Phoenix hat sein Team im Vergleich zur Vorsaison beinahe komplett zusammengehalten und sich vor der Trade-Deadline clever verstärkt (der angesprochene Holiday und Rückkehrer Torrey Craig). Sie haben den vielleicht tiefsten Kader der Liga und sind auf allen Positionen zwei- und dreifach besetzt. Konkret bedeutet das, dass die auch die Minuten ohne Paul auf dem Platz gewinnen - und zwar deutlich (+4,2). Zum Vergleich: Die Bucks (-3,9 ohne Giannis), Warriors (-3,1 ohne Curry) und Bulls (-5,5 ohne DeRozan) verlieren die Minuten ohne ihre Stars deutlich.

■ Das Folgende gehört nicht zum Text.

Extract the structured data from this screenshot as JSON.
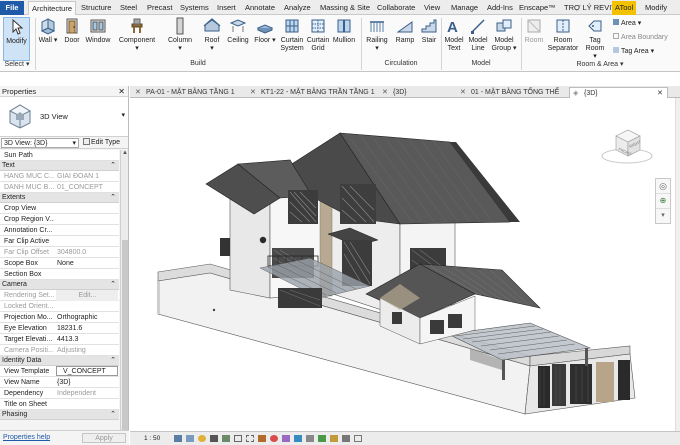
{
  "ribbon_tabs": [
    {
      "label": "File"
    },
    {
      "label": "Architecture"
    },
    {
      "label": "Structure"
    },
    {
      "label": "Steel"
    },
    {
      "label": "Precast"
    },
    {
      "label": "Systems"
    },
    {
      "label": "Insert"
    },
    {
      "label": "Annotate"
    },
    {
      "label": "Analyze"
    },
    {
      "label": "Massing & Site"
    },
    {
      "label": "Collaborate"
    },
    {
      "label": "View"
    },
    {
      "label": "Manage"
    },
    {
      "label": "Add-Ins"
    },
    {
      "label": "Enscape™"
    },
    {
      "label": "TRỢ LÝ REVIT"
    },
    {
      "label": "ATool"
    },
    {
      "label": "Modify"
    }
  ],
  "ribbon": {
    "modify": "Modify",
    "select": "Select",
    "build": {
      "label": "Build",
      "wall": "Wall",
      "door": "Door",
      "window": "Window",
      "component": "Component",
      "column": "Column",
      "roof": "Roof",
      "ceiling": "Ceiling",
      "floor": "Floor",
      "curtain_system_1": "Curtain",
      "curtain_system_2": "System",
      "curtain_grid_1": "Curtain",
      "curtain_grid_2": "Grid",
      "mullion": "Mullion"
    },
    "circulation": {
      "label": "Circulation",
      "railing": "Railing",
      "ramp": "Ramp",
      "stair": "Stair"
    },
    "model": {
      "label": "Model",
      "model_text_1": "Model",
      "model_text_2": "Text",
      "model_line_1": "Model",
      "model_line_2": "Line",
      "model_group_1": "Model",
      "model_group_2": "Group"
    },
    "room_area": {
      "label": "Room & Area",
      "room": "Room",
      "room_sep_1": "Room",
      "room_sep_2": "Separator",
      "tag_room_1": "Tag",
      "tag_room_2": "Room",
      "area": "Area",
      "area_boundary": "Area  Boundary",
      "tag_area": "Tag  Area"
    }
  },
  "properties": {
    "title": "Properties",
    "type_name": "3D View",
    "instance_selector": "3D View: {3D}",
    "edit_type": "Edit Type",
    "help": "Properties help",
    "apply": "Apply",
    "sun_path": "Sun Path",
    "sections": {
      "text": "Text",
      "extents": "Extents",
      "camera": "Camera",
      "identity": "Identity Data",
      "phasing": "Phasing"
    },
    "text_rows": [
      {
        "k": "HANG MUC C...",
        "v": "GIAI ĐOẠN 1"
      },
      {
        "k": "DANH MUC B...",
        "v": "01_CONCEPT"
      }
    ],
    "extents_rows": [
      {
        "k": "Crop View",
        "v": ""
      },
      {
        "k": "Crop Region V...",
        "v": ""
      },
      {
        "k": "Annotation Cr...",
        "v": ""
      },
      {
        "k": "Far Clip Active",
        "v": ""
      },
      {
        "k": "Far Clip Offset",
        "v": "304800.0"
      },
      {
        "k": "Scope Box",
        "v": "None"
      },
      {
        "k": "Section Box",
        "v": ""
      }
    ],
    "camera_rows": [
      {
        "k": "Rendering Set...",
        "v": "Edit..."
      },
      {
        "k": "Locked Orient...",
        "v": ""
      },
      {
        "k": "Projection Mo...",
        "v": "Orthographic"
      },
      {
        "k": "Eye Elevation",
        "v": "18231.6"
      },
      {
        "k": "Target Elevati...",
        "v": "4413.3"
      },
      {
        "k": "Camera Positi...",
        "v": "Adjusting"
      }
    ],
    "identity_rows": [
      {
        "k": "View Template",
        "v": "V_CONCEPT"
      },
      {
        "k": "View Name",
        "v": "{3D}"
      },
      {
        "k": "Dependency",
        "v": "Independent"
      },
      {
        "k": "Title on Sheet",
        "v": ""
      }
    ]
  },
  "view_tabs": [
    {
      "label": "PA-01 - MẶT BẰNG TẦNG 1"
    },
    {
      "label": "KT1-22 - MẶT BẰNG TRẦN TẦNG 1"
    },
    {
      "label": "{3D}"
    },
    {
      "label": "01 - MẶT BẰNG TỔNG THỂ"
    },
    {
      "label": "{3D}"
    }
  ],
  "viewcube": {
    "front": "FRONT",
    "right": "RIGHT"
  },
  "status": {
    "scale": "1 : 50"
  }
}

Schwierig wird es dagegen wahrscheinlich mit dem Franchise-Rekord (62 Siege) werden, dafür müssten sie mindestens eine Bilanz von 15-9 über die verbleibenden Spiele erreichen. Das ist nicht unmöglich (man erinnere sich an die Grizzlies ohne Ja Morant (11-2), aber im harten Saisonendspurt auch kein Spaziergang.
NBA: Kehrt Chris Paul mit 100 Prozent zurück?
Viel wichtiger als die Frage nach der restlichen Saison ist aber, ob wir die beste Version von CP3 in den Playoffs erleben werden. Vor allem in Clutch-Situationen ist er für die Suns unverzichtbar, wenn er - wie regelmäßig - das gesamte Spiel an sich reißt und aus der Mitteldistanz seinen Automatismus anwirft.
Jedoch gibt es Grund zur Hoffnung. Paul zog sich bereits 2017 eine ähnliche Verletzung zu und kehrte bereits nach fünfeinhalb Wochen wieder auf den Court zurück, ohne dass er anschließend noch Anzeichen von der Verletzung zeigte. Allerdings brach er sich damals den linken Daumen und eben nicht den Daumen an seiner Shooting-Hand. Was sich dadurch im Vergleich zu seiner Verletzung von 2017 verändert, ist nicht absehbar.
Sollte Paul jedoch wirklich fit zu den Playoffs zurückkehren, könnte sich die Verletzung sogar als Vorteil für die Suns herausstellen. Der Point God verpasste in der bisherigen Saison keine einzige Partie und stand im Schnitt 33 Minuten pro Spiel auf dem Platz - so viele wie seit der Saison 2014-15 nicht mehr. Dazu kam die relativ kurze Offseason nach den Finals im vergangenen Jahr.
CP3 sollte die Pause gut nutzen und pünktlich zu den Playoffs zurückkehren, dann stünde dem Championship-Run der Suns im Wege. Falls er aber sogar noch länger ausfallen würde, könnte schon in der ersten Runde gegen eines der beiden Teams aus L.A. eine böse Überraschung drohen.